Nepal has just completed another election cycle. I did not vote. My decision was not the result of indifference. It was a refusal to participate in a democratic ritual that excludes millions of Nepali citizens who live and work beyond the country’s borders. When a nation depends so profoundly on people who cannot meaningfully participate in its political life, the act of voting begins to feel incomplete.
For decades Nepal has relied on its diaspora to stabilize the national economy. The most visible symbol of that dependence lies in the Gulf states, where hundreds of thousands of Nepali workers spend years under harsh desert conditions building the infrastructure of rapidly expanding cities. Roads, stadiums, apartment towers, ports, and industrial complexes across the Middle East carry the imprint of Nepali labor. These workers endure long separations from their families and often difficult working conditions in order to send money home.

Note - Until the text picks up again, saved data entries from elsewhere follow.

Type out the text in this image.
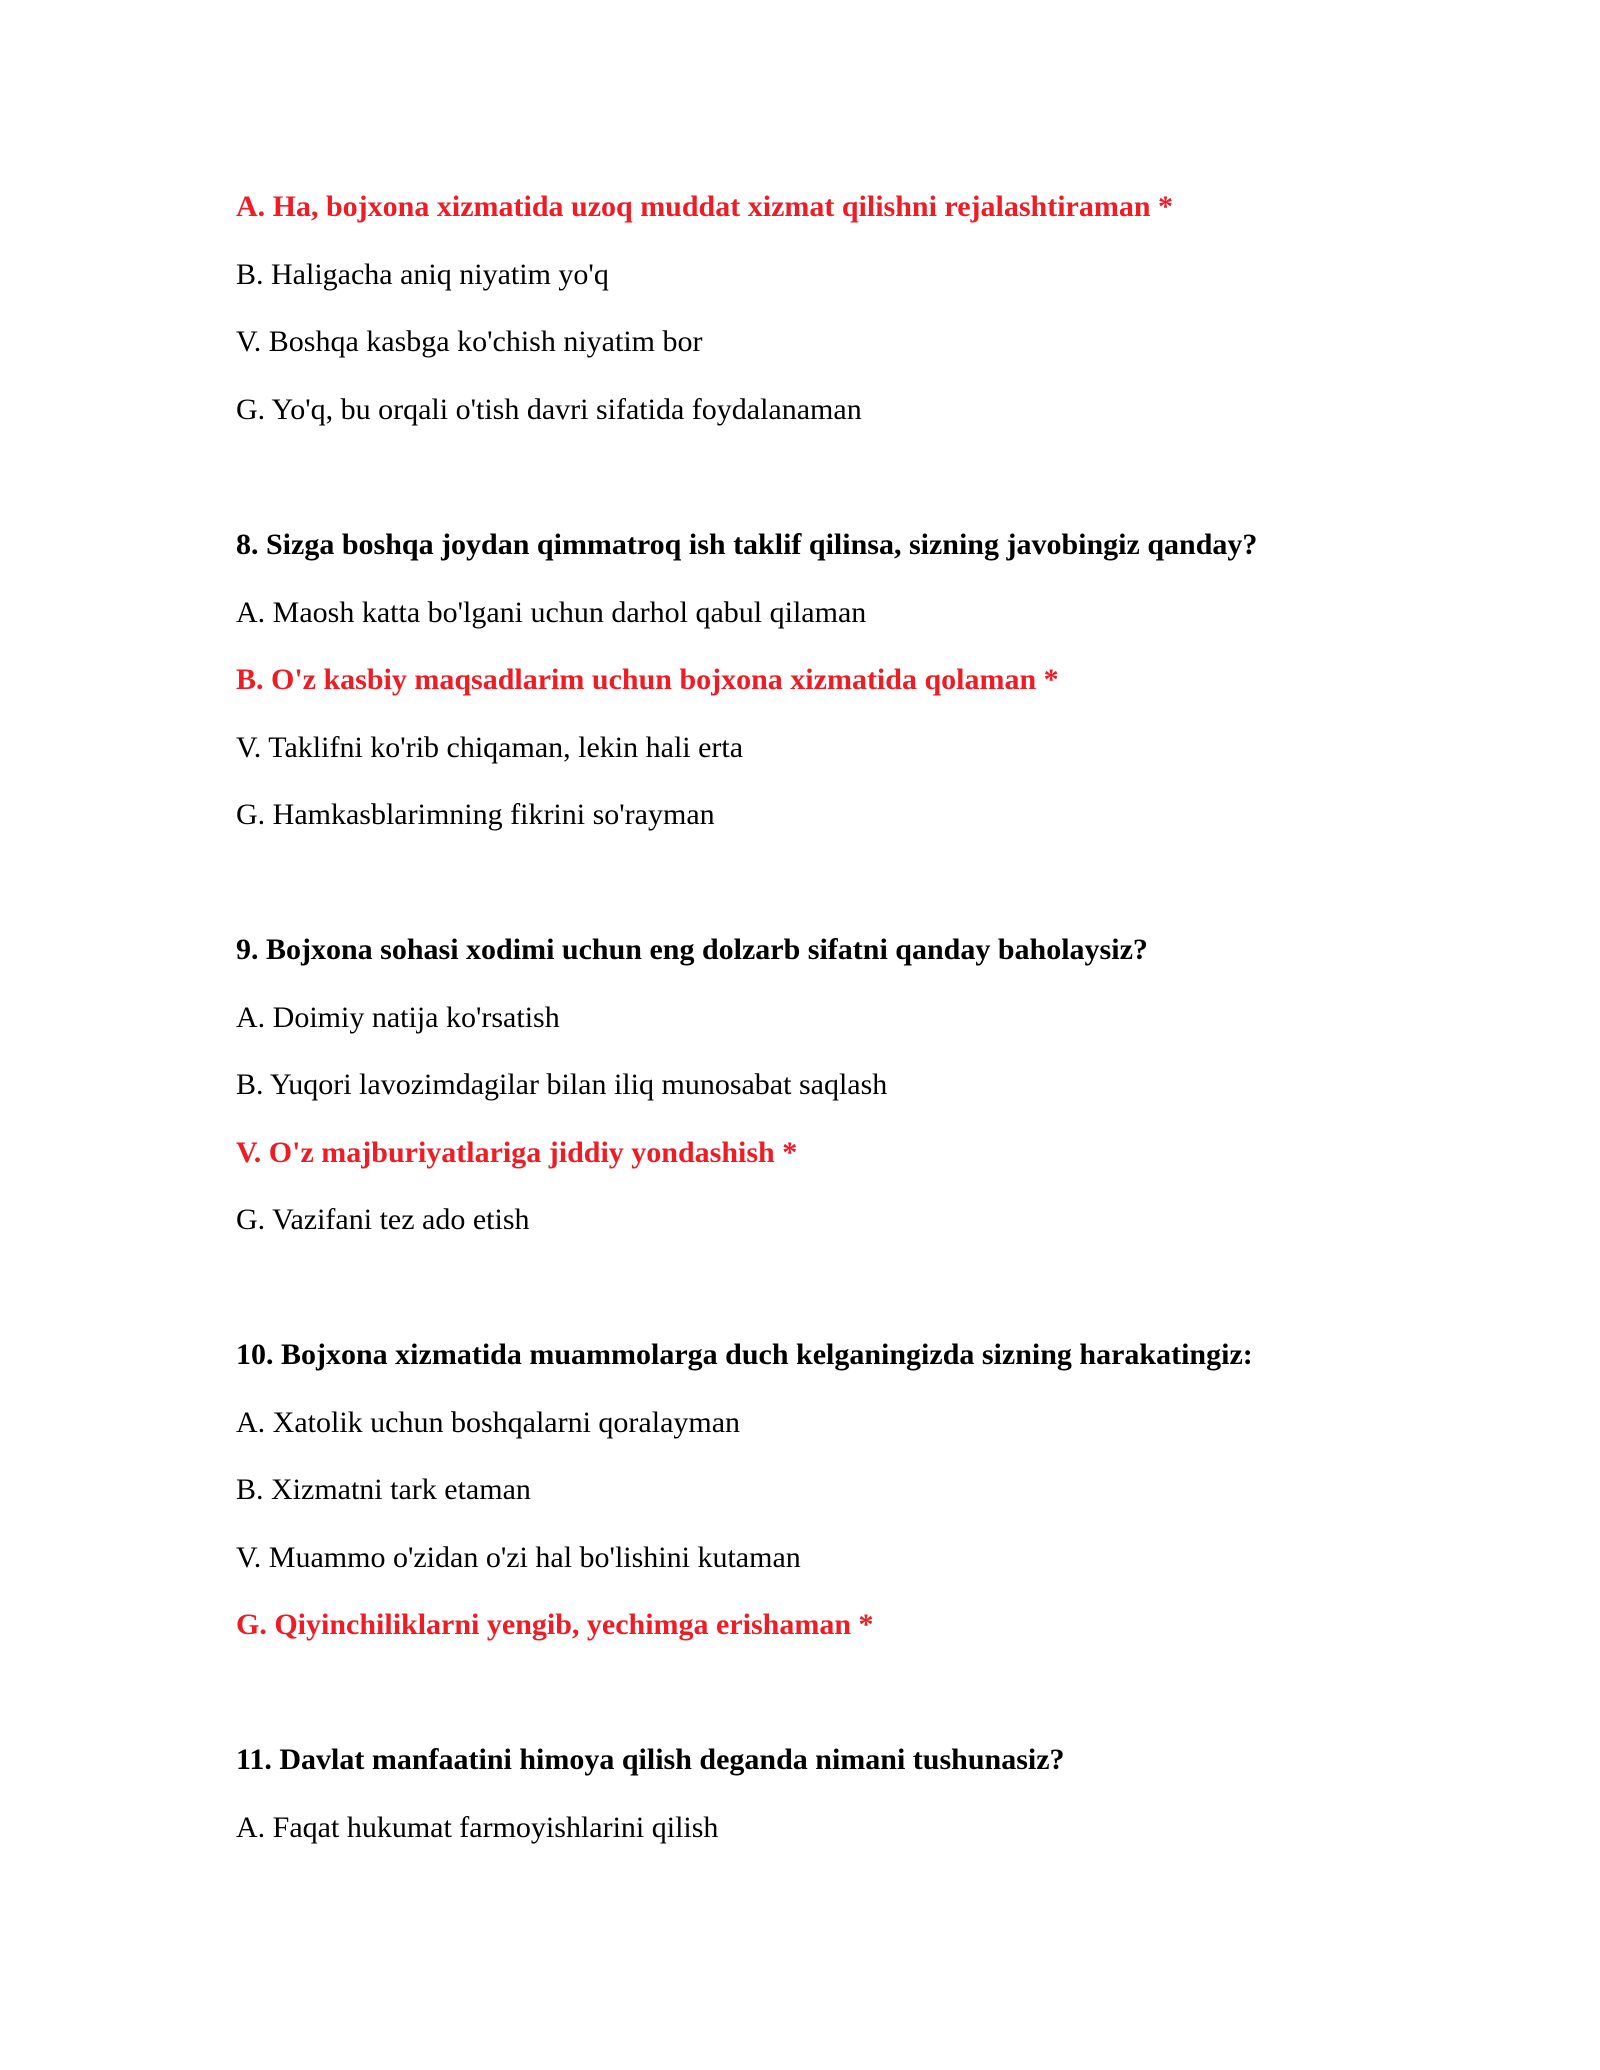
A. Ha, bojxona xizmatida uzoq muddat xizmat qilishni rejalashtiraman *
B. Haligacha aniq niyatim yo'q
V. Boshqa kasbga ko'chish niyatim bor
G. Yo'q, bu orqali o'tish davri sifatida foydalanaman
8. Sizga boshqa joydan qimmatroq ish taklif qilinsa, sizning javobingiz qanday?
A. Maosh katta bo'lgani uchun darhol qabul qilaman
B. O'z kasbiy maqsadlarim uchun bojxona xizmatida qolaman *
V. Taklifni ko'rib chiqaman, lekin hali erta
G. Hamkasblarimning fikrini so'rayman
9. Bojxona sohasi xodimi uchun eng dolzarb sifatni qanday baholaysiz?
A. Doimiy natija ko'rsatish
B. Yuqori lavozimdagilar bilan iliq munosabat saqlash
V. O'z majburiyatlariga jiddiy yondashish *
G. Vazifani tez ado etish
10. Bojxona xizmatida muammolarga duch kelganingizda sizning harakatingiz:
A. Xatolik uchun boshqalarni qoralayman
B. Xizmatni tark etaman
V. Muammo o'zidan o'zi hal bo'lishini kutaman
G. Qiyinchiliklarni yengib, yechimga erishaman *
11. Davlat manfaatini himoya qilish deganda nimani tushunasiz?
A. Faqat hukumat farmoyishlarini qilish
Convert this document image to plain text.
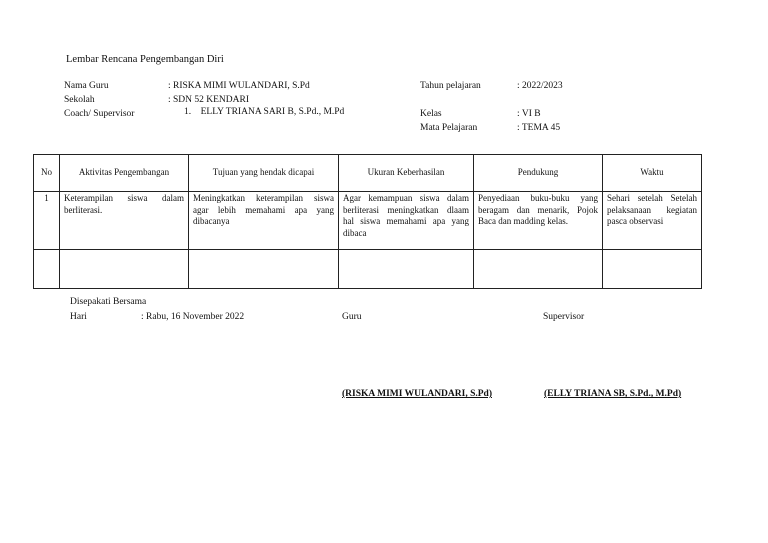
Lembar Rencana Pengembangan Diri
Nama Guru	: RISKA MIMI WULANDARI, S.Pd
Sekolah	: SDN 52 KENDARI
Coach/ Supervisor	1.    ELLY TRIANA SARI B, S.Pd., M.Pd
Tahun pelajaran	: 2022/2023
Kelas	: VI B
Mata Pelajaran	: TEMA 45
No	Aktivitas Pengembangan	Tujuan yang hendak dicapai	Ukuran Keberhasilan	Pendukung	Waktu
1	Keterampilan siswa dalam berliterasi.	Meningkatkan keterampilan siswa agar lebih memahami apa yang dibacanya	Agar kemampuan siswa dalam berliterasi meningkatkan dlaam hal siswa memahami apa yang dibaca	Penyediaan buku-buku yang beragam dan menarik, Pojok Baca dan madding kelas.	Sehari setelah Setelah pelaksanaan kegiatan pasca observasi

Disepakati Bersama
Hari	: Rabu, 16 November 2022	Guru	Supervisor
(RISKA MIMI WULANDARI, S.Pd)	(ELLY TRIANA SB, S.Pd., M.Pd)
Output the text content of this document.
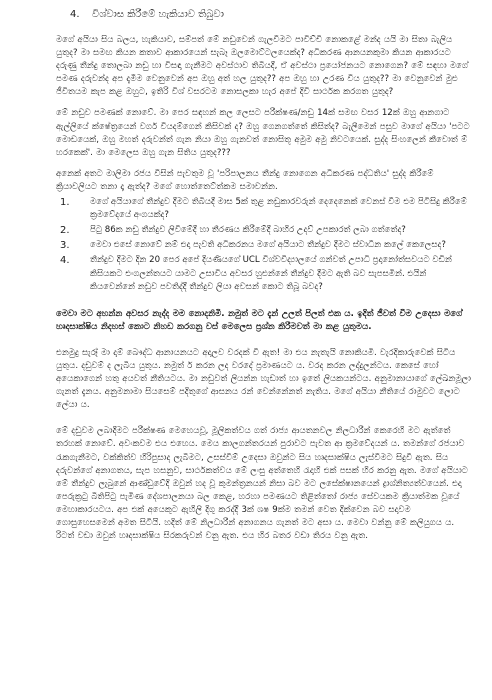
4.	විශ්වාස කිරීමේ හැකියාව තිබුවා

මගේ අයියා සිය බලය, හැකියාව, සම්පත් මේ නඩුවෙන් ගැලවීමට පාවිච්චි නොකළේ මන්ද යයි මා සිතා බැලිය යුතුද? මා සමඟ කියන කතාව ආකාරයෙන් සැබෑ ඔලමොට්ටලයෙක්ද? අධිකරණ ආනයනකුමා කියන ආකාරයට දරුණු තීන්දු තොලබා නඩු හා විසඳා ගැනීමට අවස්ථාව තිබියදී, ඒ අවස්ථා ප්‍රයෝජනයට නොගෙන? මේ සඳහා මගේ පමණ දරුවන්ද අප දැමීම වෙනුවෙන් අප ඔහු අත් හල යුතුද?? අප ඔහු හා උරණ විය යුතුද?? මා වෙනුවෙන් මුළු ජීවිතයම කැප කළ ඔහුට, ඉතිරි විශ් වසරටම නොසලකා හැර අපේ දිවි සාර්ථක කරගත යුතුද?

මේ නඩුව පමණක් නොවේ. මා පෙර සඳහන් කල ලෙසට පරීක්ෂණ/නඩු 14ක් සමඟ වසර 12ක් ඔහු ආනගාට ඇල්ලියේ ක්ෂේත්‍රයෙන් වර්ග වියදම්ගෙන් කිසිවක් ද? ඔහු ගෙනගත්තේ කිසිත්ද? බැලීමෙන් පසුව මාගේ අයියා 'පටට මොඩයෙක්, ඔහු මහත් දරුවන්ත් ගැන නියා ඔහු ගැනවත් නොසිතූ අමුම අමු නිවටයෙක්. සුද්ද සිංහලෙන් කීවොත් ම් හරකෙක්'. මා මෙලෙස ඔහු ගැන සිතිය යුතුද???

අනෙක් අතට මාලිමා රජය විසින් පැවතුම වූ 'පරිපාලනය තීන්දු නොගෙන අධිකරණ පද්ධතිය' සුද්ද කිරීමේ ක්‍රියාවලියට තනා දෑ ඇත්ද? මගේ හොත්තෙට්ත්කම සමාවන්න.

1.	මගේ අයියාගේ තීන්දුව දීමට තිබියදී මාස 5ක් තුළ නඩුකාරවරුන් දෙදෙනෙක් වෙනස් වීම එම පිටිසිදු කිරීමේ ක්‍රමවේදයේ අංගයක්ද?
2.	පිටු 86ක නඩු තීන්දුව ලිවීමේදී හා තීරණය කිරීමේදී බාහිර උදව් උපකාරත් ලබා ගත්තේද?
3.	මෙවා එසේ නොවේ නම් එදා පැවති අධිකරනය මගේ අයියාට තීන්දුව දීමට ස්වාධීන කලේ කෙලෙසද?
4.	තීන්දුව දීමට දින 20 පෙර අපේ දියණියගේ UCL විශ්වවිද්‍යාලයේ ගන්වත් උපාධි ප්‍රදානෝත්සවයට වඩින් කිසියකට එංගලන්තයට යාමට උසාවිය අවසර හුළුන්නේ තීන්දුව දීමට ඇති බව සැපසමින්. එයින් කියවෙන්නේ නඩුව පවතිද්දී තීන්දුව ලියා අවසන් කොට තිබූ බවද?

මෙවා මට අහන්න අවසර නැද්ද මම නොදනිමි. නමුත් මට දැන් උලත් පිලත් එක ය. ඉදිත් ජීවත් වීම උදෙසා මගේ හෘදසාක්ෂිය නිදහස් කොට නිහඩ කරගනු වස් මෙලෙස ප්‍රශ්න කිරීමවත් මා කළ යුතුමය.

එනමුදු සැරූ් මා දාම් බෞද්ධ ආනායනයට අදාලව වරදක් වී ඇත! මා එය නැතැයි නොකියමි. වැරදිකාරුවෙක් සිටිය යුතුය. දඩුවම් ද ලැබිය යුතුය. නමුත් ර් කරන ලද වරදේ ප්‍රමාණයට ය. වරද කරන ලද්දුලන්ටය. කෙසේ හෝ අයෙකාගෙන් හතු අයවත් නීතියටය. මා නඩුවත් ලියන්න හැඩාත් හා ඉතේ ලියකයන්ටය. අනුමානායාගේ ලේඛනමූලා ගැනත් දැනය. අනුමනාමා සියසෙම් පදිතුගේ ආසනය රන් වෙන්නේනත් නැතිය. මගේ අයියා නීතියේ රාමුවට ලොට ලේයා ය.

මේ දඩුවම ලබාදීමට පරීක්ෂණ මෙහෙයවූ, මූලිකත්වය ගත් රාජ්‍ය ආයතනවල නිලධාරීන් කෙරෙහි මට ඇත්තේ තරහක් නොවේ. අවංකවම එය එහෙය. මෙය කාලගන්තරයන් පුරාවට පැවත ආ ක්‍රමවේදයන් ය. තමන්ගේ රජයාව රැකගැනීමට, වක්කිත්ව හිරිපුසාද ලැබීමට, උසස්වීම් උදෙසා ඔවුන්ට සිය හෘදසාක්ෂිය ලැස්වීමට සිදුවී ඇත. සිය දරුවන්ගේ අනාගතය, සැප හසනුව, සාර්ථකත්වය මේ ලංසු අත්තෙහි රැදාහි එක් පසක් හිර කරනු ඇත. මගේ අයියාට මේ තීන්දුව ලැබුනේ ආණ්ඩුවේදි ඔවුන් හද වූ කුමන්ත්‍රනයන් නිසා බව මට ලසේක්ෂානයෙන් ද්‍රාශ්නිත්‍යත්වයෙන්. එදා පෙරුක්‍රටු බිතිපිටු පැමිණ දේශපාලනයා බල කෙළ, හරහා පමණයට තිළිත්තෝ රාජ්‍ය සේවයකම ක්‍රියාත්මක වූයේ මෙහාකාරයටය. අප එක් අයෙකුට ඇහිලි දිගු කරද්දී 3ක් ශෂ 9ක්ම තමන් වෙත දික්වෙන බව සදාවම ගොසුහෙසමෙන් අමත සිටියි. හදිත් මේ නිලධාරීන් අනාගනය ගැනත් මට අසා ය. මෙවා වන්නු මේ කලියුගය ය. රිටත් වඩා ඔවුන් හෘදසාක්ෂිය සිරකරුවන් වනු ඇත. එය හිර බතර වඩා තිරය වනු ඇත.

The remittances they send back to Nepal form one of the central pillars of the economy. In many years these transfers account for nearly a quarter of the country’s gross domestic product. Entire villages depend on this income. Houses are built with it. Children are educated with it. Small businesses are launched with it. These workers have become the quiet financial backbone of the nation.
Yet the same workers whose sacrifices sustain the economy are often unable to participate meaningfully in the democratic process. Voting from abroad remains difficult or inaccessible for many of them. In effect, Nepal has constructed an economic system that relies heavily on citizens whose voices are largely absent from the political decisions that shape the country’s future.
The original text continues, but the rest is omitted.